Ich möchte auch den Koalitionsfraktionen dafür danken, dass sie diese Große Anfrage gestellt haben – schon allein deshalb, weil die Landesregierung auf diesem Wege mit einigen gerade auch bei den Fragestellern verbreiteten Vorurteilen in Bezug auf Braunkohlebergbau aufräumen konnte,
aber in erster Linie natürlich deshalb, weil wir, das Parlament und der Unterausschuss „Bergbausicherheit“, mit der Antwort auf die Große Anfrage die gegenwärtige Situation der vom Braunkohlebergbau Betroffenen besser einschätzen können.
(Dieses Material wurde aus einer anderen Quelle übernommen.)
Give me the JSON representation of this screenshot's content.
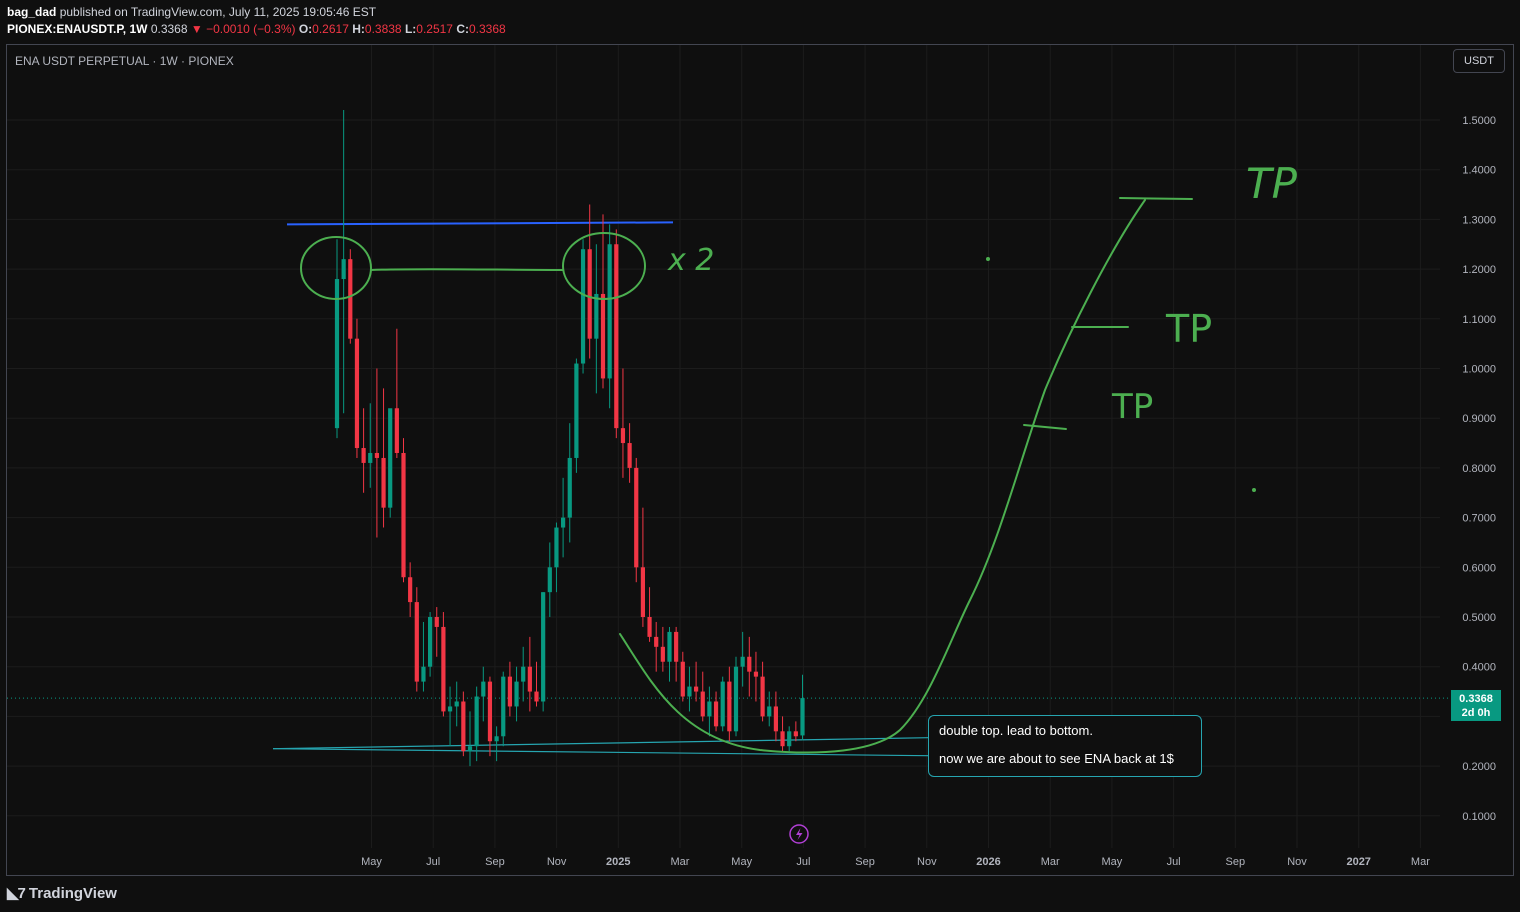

Meine Damen und Herren, für die FDP ist klar: Wir benötigen den Braunkohlebergbau in Deutschland. Ohne ihn und die Braunkohleverstromung ist die Energiewende nicht machbar. Die Grünen machen den Menschen landauf, landab weis, der Kohleausstieg sei bis zum Jahre 2030 machbar. Fragen Sie doch einmal Ihren Wirtschaftsminister. Er wird Ihnen bestätigen, dass auch im Jahr 2050 konventionelle Kraftwerke, hochmoderne Braunkohlekraftwerke, noch mehr als die Hälfte der gesicherten Leistungen bereitstellen müssen.
Wir wollen, dass der Braunkohleabbau in Deutschland mit den Menschen stattfindet. Deswegen teilen wir das Anliegen einer Akzeptanzinitiative Bergbau, um das verloren gegangene Vertrauen in die Notwendigkeit des Braunkohlenbergbaus wieder zurückzugewinnen. Aber auch da kann ich mich dem Kollegen Wirtz anschließen. Es wird jetzt Zeit, dass dieses Papier endlich auf den Tisch kommt.
Einer der aus meiner Sicht hierfür wesentlichen Schritte wird es sein, die Rechtsstellung der Bergbaubetroffenen zu verbessern. Konkrete mögliche Schritte werden wir morgen in Verbindung mit dem Antrag von SPD und Grünen diskutieren. Das werden wir aber erst morgen machen.
Heute möchte ich allgemein auf die zentralen Aufgabenfelder hinweisen, die wir demnächst im Unterausschuss „Bergbausicherheit“ beraten sollten.
Zum Beispiel ist das der Grundwasserwiederanstieg bis zum Jahr 2100. Die Landesregierung hat deutlich gemacht, dass sämtliche vorhandenen berg
schadensrelevanten Informationen auch bei der öffentlichen Hand vorliegen. Es wird also nichts verheimlicht. Allerdings sind diese Informationen bei einer Vielzahl von öffentlichen Stellen über das Land verteilt abrufbar.
Meine Damen und Herren, nach unserer Auffassung sollen Bergbaubetroffene nicht von Pontius zu Pilatus gehen müssen. Deshalb ist es richtig, diese Informationen zu bündeln und unter Wahrung des Datenschutzes abrufbar zu machen. Hierfür benötigen wir eine Art einheitlicher Ansprechpartner. Wenn darüber hinaus weitere Informationen oder Beratungsangebote bei den Kommunen vorgehalten werden könnten, wäre dies noch besser; denn für die Bürgerinnen und Bürger sind die Kommunen der erste Ansprechpartner.
Wenn wir über Bergbau reden, muss zum Schluss auch ein Wort zum Steinkohlebergbau in NordrheinWestfalen erlaubt sein. Auffällig ist nämlich, dass die Landesregierung den Braunkohlebergbautreibenden seitens der Bezirksregierung Köln umfangreiche Berichts- und Dokumentationspflichten auferlegt. Zum Beispiel werden beim Tagebau Garzweiler I und II die Bodenbewegungsprognosen der RWE Power AG regelmäßig von der Bezirksregierung überprüft. Außerdem werden bergbaulich bedingte Ereignisse wie Tagebrüche und Erdfälle über die Vorgaben der Markscheider-Bergverordnung dokumentiert.
Ich würde mir wünschen, die Bezirksregierung Arnsberg hätte es der Bezirksregierung Köln gleich getan oder würde es zumindest in Zukunft bei der Nulllinienüberschreitung bei Prosper Haniel oder bei der Risswerkführung tun. Stattdessen musste der Unterausschuss die Arbeitsgruppe Risswerkführung initiieren, damit in mühevoller Kleinarbeit geklärt wird, welche Minimalstandards die bergbautreibende RAG einzuhalten hat. Von Kontrolle seitens der Behörde ist bisher nichts erkennbar.
Meine Damen und Herren, das ist zu wenig. Wir wünschen uns auch beim Steinkohlenbergbau mehr. – Ich danke Ihnen für Ihre Aufmerksamkeit.